Onward we march to the clean-air revolution!”
“To the top of the porch!
To the top of the wall!
Now ash, away! Ash, away!
Let’s have no ash — at all!”
He spoke lots of words, then went straight to his work,
Delivering $1,000 infractions. Man, what a jerk!
“All particles are evil,’ he said with a snort.
(“Though I’m told to ignore the ones from the port.”)
And I heard him exclaim, as night turned into day:
“Happy Christmas to all — and God bless the EPA!”
Call him the whiz kid: Around these parts, leaky cup problems are usually limited to hot beverages at Starbucks – annoying but hardly scandalous.

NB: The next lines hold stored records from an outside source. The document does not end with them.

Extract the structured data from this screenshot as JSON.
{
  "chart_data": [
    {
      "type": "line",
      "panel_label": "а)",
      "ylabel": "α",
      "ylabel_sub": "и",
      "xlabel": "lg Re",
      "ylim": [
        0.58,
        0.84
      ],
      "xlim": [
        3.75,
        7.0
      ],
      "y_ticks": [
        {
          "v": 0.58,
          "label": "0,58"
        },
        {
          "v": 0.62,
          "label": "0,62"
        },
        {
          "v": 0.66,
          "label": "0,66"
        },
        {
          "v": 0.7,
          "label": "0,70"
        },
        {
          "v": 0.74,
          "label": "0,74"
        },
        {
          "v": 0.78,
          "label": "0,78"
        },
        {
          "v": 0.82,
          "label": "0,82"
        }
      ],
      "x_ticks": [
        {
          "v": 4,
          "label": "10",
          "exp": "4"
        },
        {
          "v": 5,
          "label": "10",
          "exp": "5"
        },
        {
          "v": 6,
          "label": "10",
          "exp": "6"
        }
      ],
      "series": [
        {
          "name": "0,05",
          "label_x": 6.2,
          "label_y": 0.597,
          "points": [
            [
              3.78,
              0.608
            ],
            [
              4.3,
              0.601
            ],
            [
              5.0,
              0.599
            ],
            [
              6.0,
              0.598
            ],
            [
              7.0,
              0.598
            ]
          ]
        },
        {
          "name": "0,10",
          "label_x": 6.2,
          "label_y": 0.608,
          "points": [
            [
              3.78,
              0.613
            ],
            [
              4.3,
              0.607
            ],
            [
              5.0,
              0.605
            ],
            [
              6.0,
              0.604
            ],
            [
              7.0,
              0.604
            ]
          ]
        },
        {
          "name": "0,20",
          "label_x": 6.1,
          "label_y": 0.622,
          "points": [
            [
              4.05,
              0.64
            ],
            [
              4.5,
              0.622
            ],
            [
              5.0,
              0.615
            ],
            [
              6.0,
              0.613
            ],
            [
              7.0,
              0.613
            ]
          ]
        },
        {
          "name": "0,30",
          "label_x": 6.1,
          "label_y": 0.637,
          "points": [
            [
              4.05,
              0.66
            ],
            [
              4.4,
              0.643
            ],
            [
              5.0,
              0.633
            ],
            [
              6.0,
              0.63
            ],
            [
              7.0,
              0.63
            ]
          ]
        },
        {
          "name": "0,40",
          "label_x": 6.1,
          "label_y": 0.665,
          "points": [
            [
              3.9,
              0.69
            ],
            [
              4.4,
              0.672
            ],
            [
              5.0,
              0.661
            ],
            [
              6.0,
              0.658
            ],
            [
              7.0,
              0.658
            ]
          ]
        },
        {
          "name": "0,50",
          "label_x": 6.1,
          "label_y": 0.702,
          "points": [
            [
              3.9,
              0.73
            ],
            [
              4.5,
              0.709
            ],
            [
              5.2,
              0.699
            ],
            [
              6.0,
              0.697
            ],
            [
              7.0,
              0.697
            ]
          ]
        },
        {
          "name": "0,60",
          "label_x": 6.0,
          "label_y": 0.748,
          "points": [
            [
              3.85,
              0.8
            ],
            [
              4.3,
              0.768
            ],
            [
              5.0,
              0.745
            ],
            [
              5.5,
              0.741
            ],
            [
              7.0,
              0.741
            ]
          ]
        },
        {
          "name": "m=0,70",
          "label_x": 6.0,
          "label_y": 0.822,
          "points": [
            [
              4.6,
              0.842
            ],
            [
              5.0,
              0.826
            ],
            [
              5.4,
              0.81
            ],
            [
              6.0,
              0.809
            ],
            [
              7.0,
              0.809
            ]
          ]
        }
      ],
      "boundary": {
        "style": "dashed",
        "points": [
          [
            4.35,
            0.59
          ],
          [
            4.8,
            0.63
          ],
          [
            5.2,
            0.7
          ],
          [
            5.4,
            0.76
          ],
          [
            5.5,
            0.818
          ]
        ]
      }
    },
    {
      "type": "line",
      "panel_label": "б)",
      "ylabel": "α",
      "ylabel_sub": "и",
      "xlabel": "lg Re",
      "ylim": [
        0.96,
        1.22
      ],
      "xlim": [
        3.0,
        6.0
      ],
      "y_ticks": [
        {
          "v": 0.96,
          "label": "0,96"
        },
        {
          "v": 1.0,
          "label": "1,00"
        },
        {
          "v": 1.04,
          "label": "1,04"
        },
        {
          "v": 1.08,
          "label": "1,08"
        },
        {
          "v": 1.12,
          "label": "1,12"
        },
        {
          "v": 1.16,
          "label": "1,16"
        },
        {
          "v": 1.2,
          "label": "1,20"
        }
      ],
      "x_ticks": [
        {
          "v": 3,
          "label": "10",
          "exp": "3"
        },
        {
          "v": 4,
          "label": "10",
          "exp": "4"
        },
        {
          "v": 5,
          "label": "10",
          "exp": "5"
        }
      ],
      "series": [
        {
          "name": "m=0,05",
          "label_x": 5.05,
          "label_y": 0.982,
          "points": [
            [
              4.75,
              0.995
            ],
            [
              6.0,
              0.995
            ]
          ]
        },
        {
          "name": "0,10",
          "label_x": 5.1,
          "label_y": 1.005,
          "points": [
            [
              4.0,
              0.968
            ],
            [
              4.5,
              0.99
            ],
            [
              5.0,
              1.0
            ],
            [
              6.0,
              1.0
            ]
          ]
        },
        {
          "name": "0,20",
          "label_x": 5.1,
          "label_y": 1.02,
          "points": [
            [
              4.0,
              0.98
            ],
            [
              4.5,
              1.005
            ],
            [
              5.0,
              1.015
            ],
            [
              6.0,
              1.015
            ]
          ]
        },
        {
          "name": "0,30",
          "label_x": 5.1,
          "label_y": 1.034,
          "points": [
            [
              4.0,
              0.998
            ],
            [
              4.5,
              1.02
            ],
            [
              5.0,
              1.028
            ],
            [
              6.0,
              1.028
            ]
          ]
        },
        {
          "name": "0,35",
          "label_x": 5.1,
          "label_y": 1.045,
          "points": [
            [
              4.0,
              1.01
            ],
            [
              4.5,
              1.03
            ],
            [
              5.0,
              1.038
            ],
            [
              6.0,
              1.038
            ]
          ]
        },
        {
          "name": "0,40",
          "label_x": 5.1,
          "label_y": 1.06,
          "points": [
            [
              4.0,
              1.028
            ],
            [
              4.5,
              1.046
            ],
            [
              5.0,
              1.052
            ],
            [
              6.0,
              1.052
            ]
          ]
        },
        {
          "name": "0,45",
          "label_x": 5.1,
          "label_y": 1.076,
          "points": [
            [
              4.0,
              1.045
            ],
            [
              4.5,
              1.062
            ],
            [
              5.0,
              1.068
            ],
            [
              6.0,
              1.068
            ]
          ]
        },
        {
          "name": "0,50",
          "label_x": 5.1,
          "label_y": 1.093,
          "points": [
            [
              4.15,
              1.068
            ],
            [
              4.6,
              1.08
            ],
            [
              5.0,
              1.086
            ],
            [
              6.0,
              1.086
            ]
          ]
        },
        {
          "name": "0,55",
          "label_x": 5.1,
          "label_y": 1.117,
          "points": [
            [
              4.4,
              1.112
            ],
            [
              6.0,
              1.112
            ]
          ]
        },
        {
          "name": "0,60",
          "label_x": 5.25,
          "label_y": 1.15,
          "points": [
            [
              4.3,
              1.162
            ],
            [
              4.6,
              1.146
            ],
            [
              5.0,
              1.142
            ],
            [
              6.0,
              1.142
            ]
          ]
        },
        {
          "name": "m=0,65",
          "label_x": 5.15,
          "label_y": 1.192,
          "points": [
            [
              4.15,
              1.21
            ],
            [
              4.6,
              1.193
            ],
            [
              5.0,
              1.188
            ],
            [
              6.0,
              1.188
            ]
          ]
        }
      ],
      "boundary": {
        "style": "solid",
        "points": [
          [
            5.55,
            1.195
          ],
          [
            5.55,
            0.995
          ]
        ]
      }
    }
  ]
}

Now comes “The Case of the Leaky Cup” that we hope never to see reproduced in a Hardy Boys Mystery.
The cup in question was used in a urinalysis of Seahawks cornerback Richard Sherman, whom the NFL accused of taking a performance-enhancing drug. Sherman said the sample was tainted because the first-string cup leaked or overflowed, and a backup cup was brought in from the bench to handle the spillage.
Sherman beat the rap. Never doubt the power of a Stanford education.
And in case you ever think you have the worst job in the world, rest assured, there is one worse: NFL urinalysis specimen handler.
New Year’s resolution: We will use less bathroom humor in 2013.
But it’s not 2013 yet! Just when you thought technology had advanced as far as it can, a Puyallup company pushes the envelope.
The company is Honey Bucket, and it refuses to take the competition sitting down.
“With the new mobile site, customers may reach Honey Bucket instantly via their smartphone, tablet, or other Internet-enabled hand held device,” the company says in a news release.
Because when you gotta go, you gotta go?